Anything He can Do, She can Do!

(ニューヨーク・タイムズ紙インタビューより)






昨年11月ピアノ弦を切る程の熱演で当館を沸かせたビュクナーさん。
(コンサート当日の様子はこちらをご覧くださいませ
そのパワー溢れる演奏の裏にあった、壮絶な人生。



84年ジーナ・バッカウアー優勝、チャイコフスキー国際と、エリザベート王妃国際、
そしてリーズ国際などの名だたる名門コンクールでファイナリスト、
と輝かしい経歴をもつビュクナーさんですが、
実はあることが発端となってキャリアを一から築かなければならなくなった方なのです。 

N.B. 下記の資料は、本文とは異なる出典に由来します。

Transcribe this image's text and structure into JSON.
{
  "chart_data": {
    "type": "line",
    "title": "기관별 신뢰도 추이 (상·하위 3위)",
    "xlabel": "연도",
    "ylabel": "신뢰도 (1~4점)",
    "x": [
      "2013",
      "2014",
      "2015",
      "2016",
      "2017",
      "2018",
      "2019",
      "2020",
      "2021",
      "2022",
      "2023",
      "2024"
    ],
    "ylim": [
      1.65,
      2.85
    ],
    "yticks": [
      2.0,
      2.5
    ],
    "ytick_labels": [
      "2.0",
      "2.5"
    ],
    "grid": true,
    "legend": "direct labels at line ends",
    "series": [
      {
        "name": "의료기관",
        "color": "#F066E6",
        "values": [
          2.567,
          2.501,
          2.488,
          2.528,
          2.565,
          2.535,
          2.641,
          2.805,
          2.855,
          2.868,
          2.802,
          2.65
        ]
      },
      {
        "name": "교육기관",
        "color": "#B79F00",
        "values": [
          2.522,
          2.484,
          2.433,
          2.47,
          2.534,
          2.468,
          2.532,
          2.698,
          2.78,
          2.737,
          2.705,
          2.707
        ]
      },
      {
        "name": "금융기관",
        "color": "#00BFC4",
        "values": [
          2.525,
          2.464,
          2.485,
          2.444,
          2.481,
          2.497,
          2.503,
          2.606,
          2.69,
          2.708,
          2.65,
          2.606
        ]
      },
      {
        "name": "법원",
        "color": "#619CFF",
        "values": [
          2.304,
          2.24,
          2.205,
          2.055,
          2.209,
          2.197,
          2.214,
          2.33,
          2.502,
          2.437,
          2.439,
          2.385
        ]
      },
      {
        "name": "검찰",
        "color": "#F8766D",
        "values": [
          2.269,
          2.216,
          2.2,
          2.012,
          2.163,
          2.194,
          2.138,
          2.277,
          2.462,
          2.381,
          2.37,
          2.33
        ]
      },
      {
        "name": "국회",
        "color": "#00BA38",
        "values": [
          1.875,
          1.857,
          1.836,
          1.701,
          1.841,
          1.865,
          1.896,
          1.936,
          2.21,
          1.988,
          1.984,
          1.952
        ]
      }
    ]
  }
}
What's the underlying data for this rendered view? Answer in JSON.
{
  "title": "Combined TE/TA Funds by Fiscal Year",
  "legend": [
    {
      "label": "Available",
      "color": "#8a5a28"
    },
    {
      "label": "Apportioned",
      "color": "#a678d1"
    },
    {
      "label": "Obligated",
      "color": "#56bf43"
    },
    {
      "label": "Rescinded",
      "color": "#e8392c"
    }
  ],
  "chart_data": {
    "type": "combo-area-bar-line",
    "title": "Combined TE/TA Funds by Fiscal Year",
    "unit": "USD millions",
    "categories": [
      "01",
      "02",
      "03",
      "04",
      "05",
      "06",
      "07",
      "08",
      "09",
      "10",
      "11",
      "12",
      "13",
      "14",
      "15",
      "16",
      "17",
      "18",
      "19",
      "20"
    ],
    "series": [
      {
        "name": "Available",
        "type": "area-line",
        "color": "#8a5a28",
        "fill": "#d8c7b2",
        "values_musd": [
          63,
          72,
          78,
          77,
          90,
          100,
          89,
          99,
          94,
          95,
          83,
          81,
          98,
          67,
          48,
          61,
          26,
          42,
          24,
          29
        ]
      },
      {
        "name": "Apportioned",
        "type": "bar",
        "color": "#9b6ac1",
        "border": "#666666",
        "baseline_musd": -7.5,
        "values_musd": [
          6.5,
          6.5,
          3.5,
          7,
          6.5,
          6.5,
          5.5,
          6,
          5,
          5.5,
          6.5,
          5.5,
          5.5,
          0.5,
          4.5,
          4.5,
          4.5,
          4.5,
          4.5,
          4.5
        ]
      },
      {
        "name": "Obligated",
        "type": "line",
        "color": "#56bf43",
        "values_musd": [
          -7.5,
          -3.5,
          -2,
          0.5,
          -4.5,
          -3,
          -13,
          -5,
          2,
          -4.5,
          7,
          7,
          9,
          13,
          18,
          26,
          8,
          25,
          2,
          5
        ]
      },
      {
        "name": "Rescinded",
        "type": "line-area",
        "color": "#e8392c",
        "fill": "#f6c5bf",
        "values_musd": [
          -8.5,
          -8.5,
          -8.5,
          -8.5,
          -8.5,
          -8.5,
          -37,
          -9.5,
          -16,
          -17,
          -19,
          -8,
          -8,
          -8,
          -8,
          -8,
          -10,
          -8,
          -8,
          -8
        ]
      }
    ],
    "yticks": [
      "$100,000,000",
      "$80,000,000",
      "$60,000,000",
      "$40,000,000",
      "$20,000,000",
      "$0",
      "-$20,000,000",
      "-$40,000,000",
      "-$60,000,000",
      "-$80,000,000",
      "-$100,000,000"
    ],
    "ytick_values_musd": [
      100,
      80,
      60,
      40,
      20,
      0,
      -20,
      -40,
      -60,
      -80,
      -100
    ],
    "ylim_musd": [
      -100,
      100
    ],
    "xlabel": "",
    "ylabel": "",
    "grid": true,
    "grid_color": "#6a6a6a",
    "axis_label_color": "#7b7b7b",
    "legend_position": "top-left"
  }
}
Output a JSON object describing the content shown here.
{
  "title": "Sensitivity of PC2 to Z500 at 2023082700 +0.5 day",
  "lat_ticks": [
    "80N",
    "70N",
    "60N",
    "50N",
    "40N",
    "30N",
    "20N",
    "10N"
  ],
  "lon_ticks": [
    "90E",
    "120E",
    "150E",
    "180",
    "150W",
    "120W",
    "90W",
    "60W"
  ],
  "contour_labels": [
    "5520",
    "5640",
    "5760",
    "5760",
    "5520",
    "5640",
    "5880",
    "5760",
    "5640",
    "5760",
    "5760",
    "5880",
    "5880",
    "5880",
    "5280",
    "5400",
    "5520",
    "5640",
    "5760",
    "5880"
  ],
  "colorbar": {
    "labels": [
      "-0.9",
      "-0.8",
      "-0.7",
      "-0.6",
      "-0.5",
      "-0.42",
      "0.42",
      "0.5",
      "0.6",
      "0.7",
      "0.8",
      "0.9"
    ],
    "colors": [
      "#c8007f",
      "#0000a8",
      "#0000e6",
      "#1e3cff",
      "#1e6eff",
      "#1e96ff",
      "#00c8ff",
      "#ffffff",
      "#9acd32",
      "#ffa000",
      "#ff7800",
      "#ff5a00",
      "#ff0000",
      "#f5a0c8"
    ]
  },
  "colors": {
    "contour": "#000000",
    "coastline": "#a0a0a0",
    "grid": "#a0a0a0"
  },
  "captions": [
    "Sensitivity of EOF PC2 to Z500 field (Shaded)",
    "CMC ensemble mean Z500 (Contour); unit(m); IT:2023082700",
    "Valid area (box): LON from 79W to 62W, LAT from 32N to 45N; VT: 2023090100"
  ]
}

文責:宗次ホール企画担当 廣田 政子(ひろた まさこ)





無題




サラ・デイヴィス・ビュクナー (ピアノ)
Sara Davis Buechner, Piano
 


1959 年ボルティモアに生まれたアメリカのピアニスト。
ジュリアード音楽院でチェコの巨匠ルドルフ・フィルクシュニーに学ぶ他、
バイロン・ジャニスにも師事。
1983年エリザベート王妃国際コンクール入賞、
1986 年チャイコフスキー国際でも入賞、銅メダルを獲得。
1984 年ジーナ・バッカウアー国際コンクールで優勝ほか、
リーズ国際、ザルツブルク、シドニー、ウィーンなどの国際コンクールでも受賞歴を持つ。
 
協奏曲のレパートリーは常時100 曲を越え、
ニューヨーク・フィル、フィラデルフィア管、クリーヴランド管、サンフランシスコ響、
バーミンガム市管、 BBC響など、世界中の主要なオーケストラと共演。
ソロでもカーネギーホール、リンカーンセンター、プラハのドヴォルザークホール等で
リサイタルを開催。
日本でも演奏と教育の両面で度々来日し、2016年京都でのリサイタルはNHKで収録され、
「クラシック倶楽部」およびFMで放送される。
マンハッタン音楽院およびニューヨーク大学教授を経て
2003年よりカナダのブリティッシュ・コロンビア大学教授として教鞭をとり、
2016 年秋よりフィラデルフィアのテンプル大学教授に就任。
2013 年に自伝的エッセイがニューヨークタイムズに連載される。
大の野球ファンであり、特にニューヨーク・メッツと阪神タイガースに思い入れを寄せている。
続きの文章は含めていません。